Jamie Tworkowski of the story I shared with you earlier, ends his story, an education into healing like this: “We often ask God to show up. We pray prayers of rescue. Perhaps God would ask us to be that rescue, to be His body, to move for things that matter. He is not invisible when we come alive. I might be simple but more and more, I believe God works in love, speaks in love, is revealed in our love. I have seen that this week and honestly, it has been simple: Take a broken girl, treat her like a famous princess, give her the best seats in the house. Buy her coffee and cigarettes for the coming down, books and bathroom things for the days ahead. Tell her something true when all she’s known are lies. Tell her God loves her. Tell her about forgiveness, the possibility of freedom, tell her she was made to dance in white dresses. All these things are true.
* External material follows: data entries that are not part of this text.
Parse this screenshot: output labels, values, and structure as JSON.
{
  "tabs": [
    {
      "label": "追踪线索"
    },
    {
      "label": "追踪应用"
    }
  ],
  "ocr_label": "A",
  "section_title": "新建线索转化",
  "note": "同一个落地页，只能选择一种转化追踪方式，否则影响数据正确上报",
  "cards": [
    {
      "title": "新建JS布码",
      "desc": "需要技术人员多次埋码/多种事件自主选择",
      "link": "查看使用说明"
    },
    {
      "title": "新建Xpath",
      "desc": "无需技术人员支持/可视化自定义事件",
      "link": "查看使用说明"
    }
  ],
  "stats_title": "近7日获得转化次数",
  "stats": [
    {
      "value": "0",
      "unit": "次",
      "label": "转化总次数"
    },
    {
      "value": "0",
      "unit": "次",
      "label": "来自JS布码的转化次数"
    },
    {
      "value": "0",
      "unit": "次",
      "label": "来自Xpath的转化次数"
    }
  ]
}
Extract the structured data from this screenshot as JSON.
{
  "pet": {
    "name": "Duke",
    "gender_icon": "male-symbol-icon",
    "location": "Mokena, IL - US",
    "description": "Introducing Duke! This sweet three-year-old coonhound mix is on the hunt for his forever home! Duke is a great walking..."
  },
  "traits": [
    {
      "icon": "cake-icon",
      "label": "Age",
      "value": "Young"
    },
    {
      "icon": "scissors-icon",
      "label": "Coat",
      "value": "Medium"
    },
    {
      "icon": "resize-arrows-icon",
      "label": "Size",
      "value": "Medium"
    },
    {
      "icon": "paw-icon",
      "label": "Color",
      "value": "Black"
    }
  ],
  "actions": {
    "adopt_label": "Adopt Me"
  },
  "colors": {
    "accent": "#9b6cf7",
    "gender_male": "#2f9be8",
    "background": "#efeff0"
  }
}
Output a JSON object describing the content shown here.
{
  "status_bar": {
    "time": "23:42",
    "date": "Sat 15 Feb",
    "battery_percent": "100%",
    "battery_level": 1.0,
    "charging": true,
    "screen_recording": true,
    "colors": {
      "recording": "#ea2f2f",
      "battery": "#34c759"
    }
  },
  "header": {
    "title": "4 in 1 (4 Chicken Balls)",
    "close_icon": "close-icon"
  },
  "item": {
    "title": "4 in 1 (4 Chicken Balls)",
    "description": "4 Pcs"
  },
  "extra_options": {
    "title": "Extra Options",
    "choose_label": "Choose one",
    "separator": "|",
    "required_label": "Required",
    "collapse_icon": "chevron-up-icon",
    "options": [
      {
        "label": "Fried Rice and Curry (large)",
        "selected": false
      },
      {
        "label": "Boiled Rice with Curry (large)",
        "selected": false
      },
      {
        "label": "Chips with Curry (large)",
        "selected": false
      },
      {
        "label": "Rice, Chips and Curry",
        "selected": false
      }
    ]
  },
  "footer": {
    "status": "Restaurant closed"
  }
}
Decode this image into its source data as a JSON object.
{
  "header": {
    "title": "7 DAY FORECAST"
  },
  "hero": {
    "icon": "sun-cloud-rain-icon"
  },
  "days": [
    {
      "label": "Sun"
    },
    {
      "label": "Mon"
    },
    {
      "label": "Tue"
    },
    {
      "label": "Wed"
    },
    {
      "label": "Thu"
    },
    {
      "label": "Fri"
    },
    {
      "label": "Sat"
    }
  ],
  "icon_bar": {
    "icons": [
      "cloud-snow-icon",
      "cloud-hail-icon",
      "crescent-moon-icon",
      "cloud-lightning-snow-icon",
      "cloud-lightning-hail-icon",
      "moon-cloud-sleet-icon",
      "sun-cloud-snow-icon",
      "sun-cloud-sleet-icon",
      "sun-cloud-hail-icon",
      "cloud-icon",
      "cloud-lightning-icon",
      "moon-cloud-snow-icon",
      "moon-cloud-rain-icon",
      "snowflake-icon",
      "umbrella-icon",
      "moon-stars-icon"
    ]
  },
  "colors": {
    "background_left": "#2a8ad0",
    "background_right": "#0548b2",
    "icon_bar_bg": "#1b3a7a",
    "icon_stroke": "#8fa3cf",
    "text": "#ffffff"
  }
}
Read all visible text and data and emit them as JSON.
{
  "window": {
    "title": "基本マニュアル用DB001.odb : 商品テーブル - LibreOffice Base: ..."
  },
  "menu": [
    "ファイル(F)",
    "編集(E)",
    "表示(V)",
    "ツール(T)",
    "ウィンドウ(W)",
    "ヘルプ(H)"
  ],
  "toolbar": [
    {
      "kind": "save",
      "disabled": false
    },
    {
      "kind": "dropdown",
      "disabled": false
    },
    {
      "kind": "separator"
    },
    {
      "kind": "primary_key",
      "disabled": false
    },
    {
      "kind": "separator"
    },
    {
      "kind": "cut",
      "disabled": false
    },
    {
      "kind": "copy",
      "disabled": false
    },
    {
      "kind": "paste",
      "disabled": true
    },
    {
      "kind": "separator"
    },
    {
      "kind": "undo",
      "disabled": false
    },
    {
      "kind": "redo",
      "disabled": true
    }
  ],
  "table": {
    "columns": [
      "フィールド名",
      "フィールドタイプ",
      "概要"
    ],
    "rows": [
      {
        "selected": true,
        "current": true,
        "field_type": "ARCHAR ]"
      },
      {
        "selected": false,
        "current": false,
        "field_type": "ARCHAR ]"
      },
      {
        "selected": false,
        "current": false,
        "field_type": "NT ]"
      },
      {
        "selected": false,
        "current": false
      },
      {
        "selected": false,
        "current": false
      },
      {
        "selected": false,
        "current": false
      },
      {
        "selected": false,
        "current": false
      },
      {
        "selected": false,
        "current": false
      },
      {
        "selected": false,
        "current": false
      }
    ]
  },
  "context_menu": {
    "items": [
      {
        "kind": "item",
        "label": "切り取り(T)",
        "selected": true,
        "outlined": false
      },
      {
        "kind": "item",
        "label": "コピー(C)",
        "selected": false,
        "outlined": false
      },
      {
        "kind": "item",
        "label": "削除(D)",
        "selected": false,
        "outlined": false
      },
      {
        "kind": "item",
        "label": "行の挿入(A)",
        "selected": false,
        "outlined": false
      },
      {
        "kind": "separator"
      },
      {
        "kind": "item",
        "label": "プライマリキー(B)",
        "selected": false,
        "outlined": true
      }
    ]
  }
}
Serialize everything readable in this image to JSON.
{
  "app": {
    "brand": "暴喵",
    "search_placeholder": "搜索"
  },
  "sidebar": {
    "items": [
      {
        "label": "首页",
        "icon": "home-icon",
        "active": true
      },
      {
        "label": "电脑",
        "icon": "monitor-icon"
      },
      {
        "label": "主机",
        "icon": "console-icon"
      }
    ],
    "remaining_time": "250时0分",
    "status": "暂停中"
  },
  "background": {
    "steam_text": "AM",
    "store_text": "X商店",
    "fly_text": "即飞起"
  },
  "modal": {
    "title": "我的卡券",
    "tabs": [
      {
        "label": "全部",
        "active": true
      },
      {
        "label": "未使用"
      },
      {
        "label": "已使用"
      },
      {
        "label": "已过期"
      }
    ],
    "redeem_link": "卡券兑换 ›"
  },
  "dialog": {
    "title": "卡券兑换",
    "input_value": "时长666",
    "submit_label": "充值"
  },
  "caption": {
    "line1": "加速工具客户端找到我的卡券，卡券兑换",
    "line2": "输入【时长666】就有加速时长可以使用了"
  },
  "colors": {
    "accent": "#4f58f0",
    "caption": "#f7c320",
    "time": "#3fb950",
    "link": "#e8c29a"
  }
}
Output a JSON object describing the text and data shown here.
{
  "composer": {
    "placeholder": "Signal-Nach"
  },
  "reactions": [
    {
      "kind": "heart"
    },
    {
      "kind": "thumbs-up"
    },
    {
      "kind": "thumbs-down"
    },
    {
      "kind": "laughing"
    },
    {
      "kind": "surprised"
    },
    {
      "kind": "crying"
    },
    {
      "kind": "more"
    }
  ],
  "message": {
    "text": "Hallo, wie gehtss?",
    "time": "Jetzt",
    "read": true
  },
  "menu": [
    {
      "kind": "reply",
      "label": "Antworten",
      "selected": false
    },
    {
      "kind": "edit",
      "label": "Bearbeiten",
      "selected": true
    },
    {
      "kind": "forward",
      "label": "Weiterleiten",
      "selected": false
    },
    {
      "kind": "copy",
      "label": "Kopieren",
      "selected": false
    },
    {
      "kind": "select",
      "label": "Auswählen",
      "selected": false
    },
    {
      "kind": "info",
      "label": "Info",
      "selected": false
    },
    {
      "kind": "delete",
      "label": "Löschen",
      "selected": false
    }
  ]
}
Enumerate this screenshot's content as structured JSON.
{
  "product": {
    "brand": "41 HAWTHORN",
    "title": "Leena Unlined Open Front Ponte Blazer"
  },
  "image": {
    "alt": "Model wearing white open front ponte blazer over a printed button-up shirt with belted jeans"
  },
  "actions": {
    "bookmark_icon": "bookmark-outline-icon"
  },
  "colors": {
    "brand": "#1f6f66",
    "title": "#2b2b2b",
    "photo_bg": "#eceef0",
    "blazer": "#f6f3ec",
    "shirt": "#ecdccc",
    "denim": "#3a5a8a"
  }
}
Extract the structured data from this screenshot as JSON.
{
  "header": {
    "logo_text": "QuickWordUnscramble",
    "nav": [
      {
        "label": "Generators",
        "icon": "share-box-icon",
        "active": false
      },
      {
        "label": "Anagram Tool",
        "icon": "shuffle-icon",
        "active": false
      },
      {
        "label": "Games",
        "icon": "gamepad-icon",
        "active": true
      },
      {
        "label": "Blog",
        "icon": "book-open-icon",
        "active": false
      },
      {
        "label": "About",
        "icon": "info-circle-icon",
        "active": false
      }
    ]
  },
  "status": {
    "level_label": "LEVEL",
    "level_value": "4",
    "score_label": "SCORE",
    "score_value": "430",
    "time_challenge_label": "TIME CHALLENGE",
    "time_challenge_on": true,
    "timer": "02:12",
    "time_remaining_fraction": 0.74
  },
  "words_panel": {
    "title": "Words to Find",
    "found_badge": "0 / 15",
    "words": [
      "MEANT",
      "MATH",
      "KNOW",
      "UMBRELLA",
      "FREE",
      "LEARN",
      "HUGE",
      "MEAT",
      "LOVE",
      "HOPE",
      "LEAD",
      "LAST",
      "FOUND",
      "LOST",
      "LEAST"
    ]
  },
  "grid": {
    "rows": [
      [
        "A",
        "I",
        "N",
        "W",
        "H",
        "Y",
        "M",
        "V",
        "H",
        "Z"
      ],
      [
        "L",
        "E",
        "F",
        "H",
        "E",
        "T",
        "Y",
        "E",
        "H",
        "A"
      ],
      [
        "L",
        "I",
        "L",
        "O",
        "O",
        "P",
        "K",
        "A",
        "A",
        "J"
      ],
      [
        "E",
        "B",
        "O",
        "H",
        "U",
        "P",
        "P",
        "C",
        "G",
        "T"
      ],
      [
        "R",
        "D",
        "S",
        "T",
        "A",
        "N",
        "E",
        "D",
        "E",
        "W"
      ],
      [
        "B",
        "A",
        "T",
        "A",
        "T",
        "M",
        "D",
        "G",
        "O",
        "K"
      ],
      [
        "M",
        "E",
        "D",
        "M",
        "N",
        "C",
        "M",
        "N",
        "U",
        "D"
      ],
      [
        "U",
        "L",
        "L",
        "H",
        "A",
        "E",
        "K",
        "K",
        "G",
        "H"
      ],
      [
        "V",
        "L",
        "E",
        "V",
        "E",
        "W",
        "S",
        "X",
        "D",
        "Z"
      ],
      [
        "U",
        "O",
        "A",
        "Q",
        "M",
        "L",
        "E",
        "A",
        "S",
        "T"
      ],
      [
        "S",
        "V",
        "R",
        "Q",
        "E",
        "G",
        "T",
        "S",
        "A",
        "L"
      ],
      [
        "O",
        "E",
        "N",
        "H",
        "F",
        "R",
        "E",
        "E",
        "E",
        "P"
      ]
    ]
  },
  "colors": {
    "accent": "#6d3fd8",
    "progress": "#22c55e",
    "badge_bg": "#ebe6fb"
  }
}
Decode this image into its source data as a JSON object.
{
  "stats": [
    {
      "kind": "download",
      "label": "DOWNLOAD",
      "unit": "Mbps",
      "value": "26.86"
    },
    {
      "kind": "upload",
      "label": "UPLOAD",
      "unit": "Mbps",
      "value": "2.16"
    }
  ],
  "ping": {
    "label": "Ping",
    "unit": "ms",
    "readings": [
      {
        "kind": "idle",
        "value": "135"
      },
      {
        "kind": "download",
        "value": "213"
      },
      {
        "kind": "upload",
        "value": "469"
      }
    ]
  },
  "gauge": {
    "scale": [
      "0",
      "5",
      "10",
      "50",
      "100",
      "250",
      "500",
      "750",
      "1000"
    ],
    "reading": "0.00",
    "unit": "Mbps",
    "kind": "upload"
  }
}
We are only asked to love, to offer hope to the many hopeless. We don’t get to choose all the endings, but we are asked to play the rescuers. We won’t solve all mysteries and our hearts will certainly break in such a vulnerable life, but it is the best way. We were made to be lovers bold in broken places, pouring ourselves out again and again until we’re called home.”

I think this is how Paul and Silas could worship in jail as they sat immobilized by pain after being beaten, terrified about what would come next. Where the authorities had written sin and injustice and violence across their backs with whips, God had written love. They knew what is true, what matters in the end. And so, when the jailer asked the question that so many of us have uttered ourselves, they had the answer. “Believe. Believe what is true. Live in that belief.” Thanks be to God. Amen.